Vegans and vegetarians have a harder time building muscle because plant based foods are dramatically lower in cholesterol– up to 100 times less.  (Also as a side note, plant proteins do not contain nearly as much leucine, which is important for stimulating muscle building – but that’s a blog post for another day!)

Cholesterol is integral for immune function and the immune system is what repairs muscle tissue.

Perhaps the most compelling new evidence from Kent State compared 47 adults over the course of a 12-week strength-training program.  Both groups ate equal amounts of protein but were divided into high and low cholesterol groups.

-The low cholesterol group saw a 35% increase in strength gain but NO gains in muscle mass

-The high cholesterol group saw a 90% increase in strength gains with a 5lb increase in muscle mass.

Holy moly!

Steve Riechman, a researcher in the Department of Health and Kinesiology at the Texas A&M University, says:

“It shows that you do need a certain amount of LDL to gain more muscle mass. There’s no doubt you need both – the LDL and the HDL — and the truth is cholesterol is all good.  You simply can’t remove all the ‘bad’ cholesterol from your body without serious problems occurring.”

People often say, ‘I want to get rid of all my bad (LDL) cholesterol,’ but the fact is, if you did so, you would die,” the Texas A&M professor adds.  “Everyone needs a certain amount of both LDL and HDL in their bodies.  We need to change this idea of LDL always being the evil thing – we all need it, and we need it to do its job.”

This leads us to some pretty compelling new ideas.  We’ve got to abandon the dogma of saturated fat and cholesterol being “bad”.  We need to consider that much of our fear of certain foods and nutrients directly benefits big pharmaceutical corporations selling drugs to “solve” those issues.  Statins are big business.  And some people need them but we’ve got lots of research and evidence showing that perhaps the problem is more of inflammation than high cholesterol.

Personally, it’s been my experience that vegans and vegetarians have a much harder time leaning out, getting stronger and gaining muscle.  Low protein, low leucine and of course low saturated fat and cholesterol are major drivers of this and the research supports it. While its not impossible it means making smarter food choices and not relying too heavily on carbohydrates and low fat foods.

We now have pretty solid evidence linking saturated fat and cholesterol as not only good, but downright great for getting strong and building muscle.

And don’t forget, if your diet is low in saturated fat and cholesterol, your intestines will increase their absorption and your liver will make more. So your body is actively trying (and doing a better job than you) regulating blood cholesterol.

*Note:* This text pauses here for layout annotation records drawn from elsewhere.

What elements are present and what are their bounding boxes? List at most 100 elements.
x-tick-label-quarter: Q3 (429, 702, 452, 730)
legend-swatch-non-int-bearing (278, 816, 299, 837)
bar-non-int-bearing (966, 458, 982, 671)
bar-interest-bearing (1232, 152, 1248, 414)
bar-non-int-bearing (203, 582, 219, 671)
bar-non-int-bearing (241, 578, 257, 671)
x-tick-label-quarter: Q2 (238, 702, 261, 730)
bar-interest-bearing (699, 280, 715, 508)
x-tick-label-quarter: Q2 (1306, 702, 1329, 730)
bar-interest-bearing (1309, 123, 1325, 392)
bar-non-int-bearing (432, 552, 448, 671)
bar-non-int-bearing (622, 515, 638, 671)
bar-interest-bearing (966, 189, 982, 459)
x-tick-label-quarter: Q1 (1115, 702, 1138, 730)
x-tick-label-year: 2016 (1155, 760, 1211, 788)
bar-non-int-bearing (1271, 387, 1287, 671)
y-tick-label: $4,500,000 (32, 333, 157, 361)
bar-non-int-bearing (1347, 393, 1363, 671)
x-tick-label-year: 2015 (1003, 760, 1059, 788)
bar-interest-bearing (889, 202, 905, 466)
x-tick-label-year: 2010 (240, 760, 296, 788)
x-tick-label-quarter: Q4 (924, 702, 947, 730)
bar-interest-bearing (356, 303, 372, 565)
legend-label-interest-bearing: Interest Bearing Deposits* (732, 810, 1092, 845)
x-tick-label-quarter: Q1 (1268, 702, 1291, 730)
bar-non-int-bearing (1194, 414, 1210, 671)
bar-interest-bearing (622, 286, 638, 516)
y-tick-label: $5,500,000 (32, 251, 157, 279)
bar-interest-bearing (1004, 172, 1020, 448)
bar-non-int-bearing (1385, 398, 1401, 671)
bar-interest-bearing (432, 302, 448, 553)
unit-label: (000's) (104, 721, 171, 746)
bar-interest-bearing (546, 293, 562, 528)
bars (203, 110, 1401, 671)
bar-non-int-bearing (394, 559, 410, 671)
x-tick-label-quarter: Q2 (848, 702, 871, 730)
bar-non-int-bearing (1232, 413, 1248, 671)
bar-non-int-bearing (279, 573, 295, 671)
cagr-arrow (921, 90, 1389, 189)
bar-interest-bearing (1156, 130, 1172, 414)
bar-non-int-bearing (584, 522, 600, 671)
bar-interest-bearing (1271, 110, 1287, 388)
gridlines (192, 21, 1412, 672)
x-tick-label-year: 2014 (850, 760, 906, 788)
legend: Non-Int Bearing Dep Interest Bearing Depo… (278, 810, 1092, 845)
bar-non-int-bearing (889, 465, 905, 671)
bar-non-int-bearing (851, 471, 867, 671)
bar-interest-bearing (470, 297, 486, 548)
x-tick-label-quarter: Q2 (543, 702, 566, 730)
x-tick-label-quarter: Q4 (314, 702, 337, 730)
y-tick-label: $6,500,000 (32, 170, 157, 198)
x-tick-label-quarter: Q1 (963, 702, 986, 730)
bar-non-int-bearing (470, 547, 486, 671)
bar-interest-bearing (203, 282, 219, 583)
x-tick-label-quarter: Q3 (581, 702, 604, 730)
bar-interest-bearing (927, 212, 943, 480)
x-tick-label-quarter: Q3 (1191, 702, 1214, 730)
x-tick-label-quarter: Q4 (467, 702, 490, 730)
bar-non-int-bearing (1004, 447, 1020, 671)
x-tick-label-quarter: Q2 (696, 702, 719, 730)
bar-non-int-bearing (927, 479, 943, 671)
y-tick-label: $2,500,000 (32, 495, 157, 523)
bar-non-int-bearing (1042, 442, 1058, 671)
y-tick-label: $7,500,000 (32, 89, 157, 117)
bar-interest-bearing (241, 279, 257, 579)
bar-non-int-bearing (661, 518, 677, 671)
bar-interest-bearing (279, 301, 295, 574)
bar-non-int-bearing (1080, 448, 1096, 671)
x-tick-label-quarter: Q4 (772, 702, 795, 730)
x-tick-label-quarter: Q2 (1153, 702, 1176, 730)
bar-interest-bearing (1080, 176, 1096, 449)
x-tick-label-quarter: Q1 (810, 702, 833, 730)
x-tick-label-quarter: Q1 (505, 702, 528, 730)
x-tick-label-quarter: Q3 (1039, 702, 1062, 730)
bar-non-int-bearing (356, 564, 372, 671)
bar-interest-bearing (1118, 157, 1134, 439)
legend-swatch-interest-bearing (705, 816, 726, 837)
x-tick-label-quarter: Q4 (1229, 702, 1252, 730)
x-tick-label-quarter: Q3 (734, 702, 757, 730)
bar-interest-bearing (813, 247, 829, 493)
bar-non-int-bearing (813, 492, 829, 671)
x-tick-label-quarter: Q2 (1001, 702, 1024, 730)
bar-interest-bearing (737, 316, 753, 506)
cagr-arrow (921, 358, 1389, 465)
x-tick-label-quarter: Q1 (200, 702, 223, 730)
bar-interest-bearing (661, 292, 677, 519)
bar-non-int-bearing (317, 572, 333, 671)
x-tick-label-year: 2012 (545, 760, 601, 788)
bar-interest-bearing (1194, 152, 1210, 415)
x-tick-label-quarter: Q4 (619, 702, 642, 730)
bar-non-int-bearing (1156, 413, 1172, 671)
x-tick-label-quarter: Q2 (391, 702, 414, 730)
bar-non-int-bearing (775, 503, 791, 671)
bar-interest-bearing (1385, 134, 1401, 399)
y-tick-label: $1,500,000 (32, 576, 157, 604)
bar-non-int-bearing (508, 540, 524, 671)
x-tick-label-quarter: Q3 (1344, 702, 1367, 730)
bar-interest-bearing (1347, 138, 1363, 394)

Instead, we should focus much more on eating quality fats, complete proteins, fruits and vegetables and unrefined carbohydrates sources. It’s amazing how much people will defend a low cholesterol diet but not adhere to some nutrition basics.

Hopefully this gets you reaching for some meat, eggs, nuts, olive oil, seeds, salmon and avocado and maximizing your gains. 


Bowden, Johnny, Dr. "The Great Cholesterol Myth." Terry Talks Nutrition. Improving the Health of America. N.p., 19 Apr. 2013. Web. 20 May 2017.

“Is Cholesterol the Forgotten Anabolic?” Bayesian Bodybuilding (n.d.): n. pag. Web.

Mozaffarian, Dariush, Eric B. Rimm, and David M. Herrington. "Dietary Fats, Carbohydrate, and Progression of Coronary Atherosclerosis in Postmenopausal Women." The American Journal of Clinical Nutrition. N.p., 01 Nov. 2004. Web. 20 May 2017.

Siri-Tarino, P. W., Q. Sun, F. B. Hu, and R. M. Krauss. "Meta-analysis of Prospective Cohort Studies Evaluating the Association of Saturated Fat with Cardiovascular Disease." The American Journal of Clinical Nutrition. U.S. National Library of Medicine, Mar. 2010. Web. 20 May 2017.